CCA Presents Really Rough Scrubbing Brush by OLIVIA STERLING
EPISODE 7: Olivia Sterling
Olivia Sterling’s (b. 1996, Peterborough) new body of work, commissioned by the CCA as part of the Episodes programme, focuses on colour-changing bodies through tanning or fake tan, on the stage of the bacchanalian British package holiday. The former transforms white bodies into a desired category of beauty, one that paradoxically runs contra to entrenched racial prejudices against darker skin tones. Figures rub food into their skins and lounge scantily clad at the poolside, the palette of colours accentuating pink skin, red sunburn, and messy traces of exuberant consumption.
Private View: Sep 17 6-9pm
Address: Goldsmiths CCA, St James’s, New Cross, London, SE14 6AD
Opening Times: Wednesday–Sunday, 12–6pm
Sterling’s graphic paintings and prints zone in on racist micro and macro-aggressions perpetuated on a daily basis in the UK, through slap-stick, absurdity, and the language of cartoons. Brightly saturated canvases depict abstracted limbs. Their interaction is variously violent and ambiguous, passing food, sticky liquids, and coded objects, or attacking each other, in actions that are the product of a systemic language of shame, exclusion, and cultural ownership. These are surrounded by letters that refer to the inane colour coding inherent to racialised discourse; the letter ‘W’ sits next to a white figures arm, and ‘B’ or ‘Br’ hover by a black limb.

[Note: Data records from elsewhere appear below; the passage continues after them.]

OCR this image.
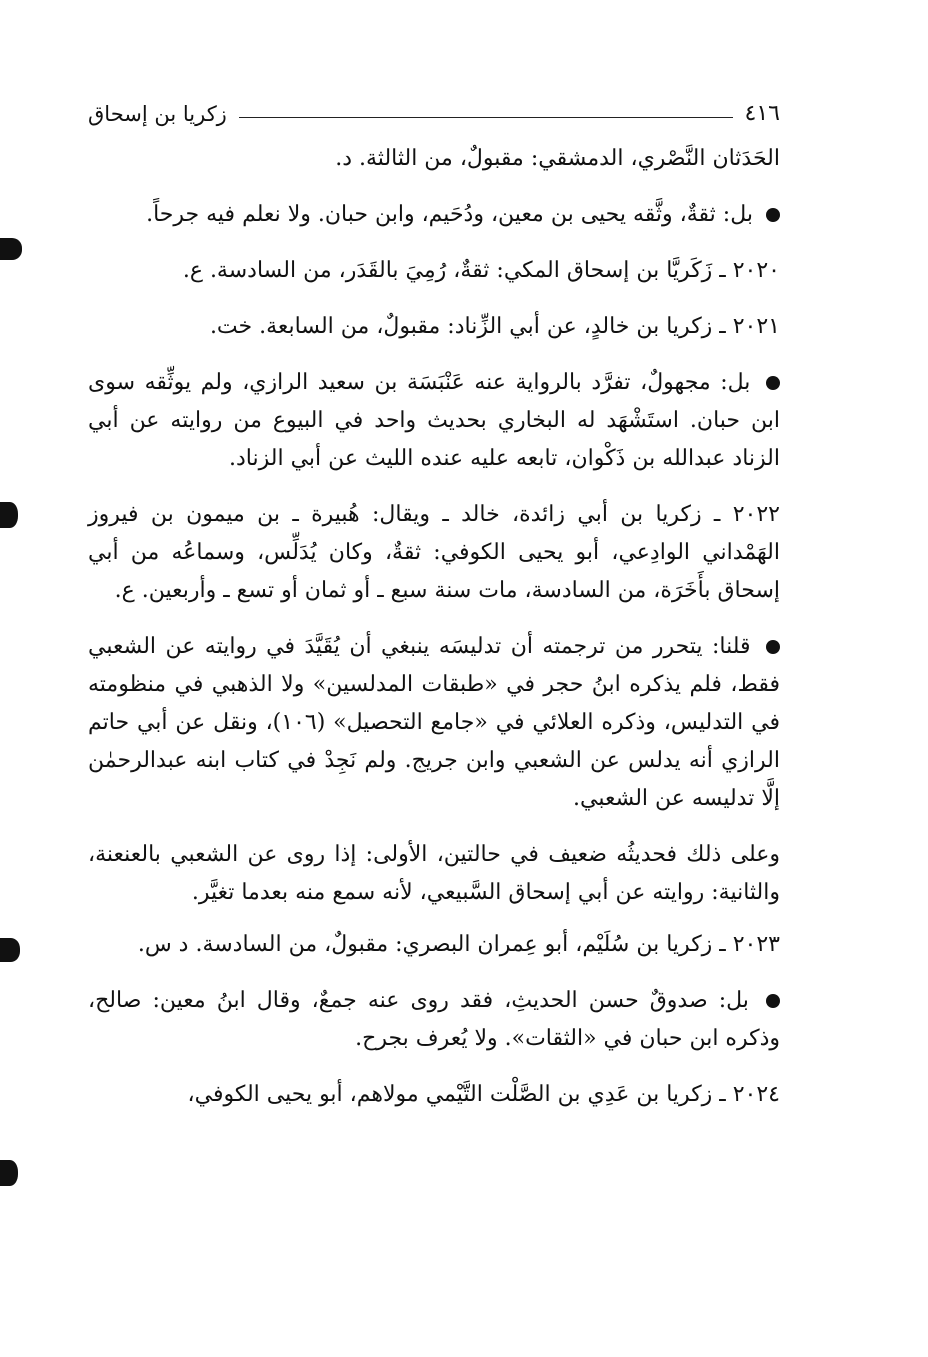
٤١٦
زكريا بن إسحاق

الحَدَثان النَّصْري، الدمشقي: مقبولٌ، من الثالثة. د.

بل: ثقةٌ، وثَّقه يحيى بن معين، ودُحَيم، وابن حبان. ولا نعلم فيه جرحاً.

٢٠٢٠ ـ زَكَريَّا بن إسحاق المكي: ثقةٌ، رُمِيَ بالقَدَر، من السادسة. ع.

٢٠٢١ ـ زكريا بن خالدٍ، عن أبي الزِّناد: مقبولٌ، من السابعة. خت.

بل: مجهولٌ، تفرَّد بالرواية عنه عَنْبَسَة بن سعيد الرازي، ولم يوثِّقه سوى ابن حبان. استَشْهَد له البخاري بحديث واحد في البيوع من روايته عن أبي الزناد عبدالله بن ذَكْوان، تابعه عليه عنده الليث عن أبي الزناد.

٢٠٢٢ ـ زكريا بن أبي زائدة، خالد ـ ويقال: هُبيرة ـ بن ميمون بن فيروز الهَمْداني الوادِعي، أبو يحيى الكوفي: ثقةٌ، وكان يُدَلِّس، وسماعُه من أبي إسحاق بأَخَرَة، من السادسة، مات سنة سبع ـ أو ثمان أو تسع ـ وأربعين. ع.

قلنا: يتحرر من ترجمته أن تدليسَه ينبغي أن يُقَيَّدَ في روايته عن الشعبي فقط، فلم يذكره ابنُ حجر في «طبقات المدلسين» ولا الذهبي في منظومته في التدليس، وذكره العلائي في «جامع التحصيل» (١٠٦)، ونقل عن أبي حاتم الرازي أنه يدلس عن الشعبي وابن جريج. ولم نَجِدْ في كتاب ابنه عبدالرحمٰن إلَّا تدليسه عن الشعبي.

وعلى ذلك فحديثُه ضعيف في حالتين، الأولى: إذا روى عن الشعبي بالعنعنة، والثانية: روايته عن أبي إسحاق السَّبيعي، لأنه سمع منه بعدما تغيَّر.

٢٠٢٣ ـ زكريا بن سُلَيْم، أبو عِمران البصري: مقبولٌ، من السادسة. د س.

بل: صدوقٌ حسن الحديثِ، فقد روى عنه جمعٌ، وقال ابنُ معين: صالح، وذكره ابن حبان في «الثقات». ولا يُعرف بجرح.

٢٠٢٤ ـ زكريا بن عَدِي بن الصَّلْت التَّيْمي مولاهم، أبو يحيى الكوفي،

Totems of British culture, such as milk bottles or brown sauce, appear as familiar touch points for the artist’s own relationship to her Black Britishness. Influenced by eighteenth century political cartoons in which the body is distorted into grotesque forms that are encoded with the societal values of the day, Sterling has developed a bold and confronting visual style that moves through dark humour to examine tropes of race and body image in the UK now.
EPISODES
Episodes is an ongoing series of solo presentations that span installations, screenings, discursive events and new commissions. The focus of this programme is to provide an experimental platform for emergent practices. The series has featured work by: Oisín Byrne (14 Dec 2018–3 Feb 2019), Adam Christensen (27 April–27 May 2019), Corey Hayman (17 July–11 Aug 2019), Roland Carline (16 Nov 2019–12 Jan 2020), Sophie Barber (18 Sept–25 Oct 2020) and Kobby Adi (21 May–4 July 2021). Episodes is supported by the Oak Foundation and Arts Council England.
About CCA
Located on the campus of Goldsmiths, University of London, Goldsmiths Centre for Contemporary Art is London’s newest contemporary arts institution, and open to everyone. Hosting world-class exhibitions by international artists, and providing a space for established and emergent practices, the institution aims to enhance Goldsmiths’ reputation for excellence and innovation in the arts. Curatorially ambitious, the exhibition programme has been devised to encompass a wide-range of exhibition-making, including new commissions, historical presentations, survey exhibitions, and long-term research projects. These are iterated in response to the spaces that make up the institution, ranging from top lit white cubes to a converted iron-lined Victorian water tank.
The institution’s modes of address are responsive to a diverse range of audiences, through community engagement, educational projects, publications, an online journal, and roving public programme. The latter will be hosted in the Oak Foundation Gallery; a double height space set in the centre of the building. Punctured by apertures from other galleries, it spatially emphasises a porosity between artistic practice and theory. Hosting talks, performances, screenings and other events related to the wider exhibition programme, alongside a series of shorter-term exhibitions, this space is the discursive heart of the institution.
A Grade II listed building, designed by Turner Prize winners Assemble, CCA totals just under 1000m², with 700m² of gallery space, and was formerly a Victorian bathhouse. As an academic space on campus, and physically adjoining the Art Department’s studio spaces, CCA will engage with the student population of Goldsmiths University and draw on the research excellence of the college, creating a feedback loop between emergent and established practices, and academia. CCA reaches out beyond the university through staging a series of exhibitions and events with multiple entry points, appealing to inhabitants of Lewisham, London, and internationally.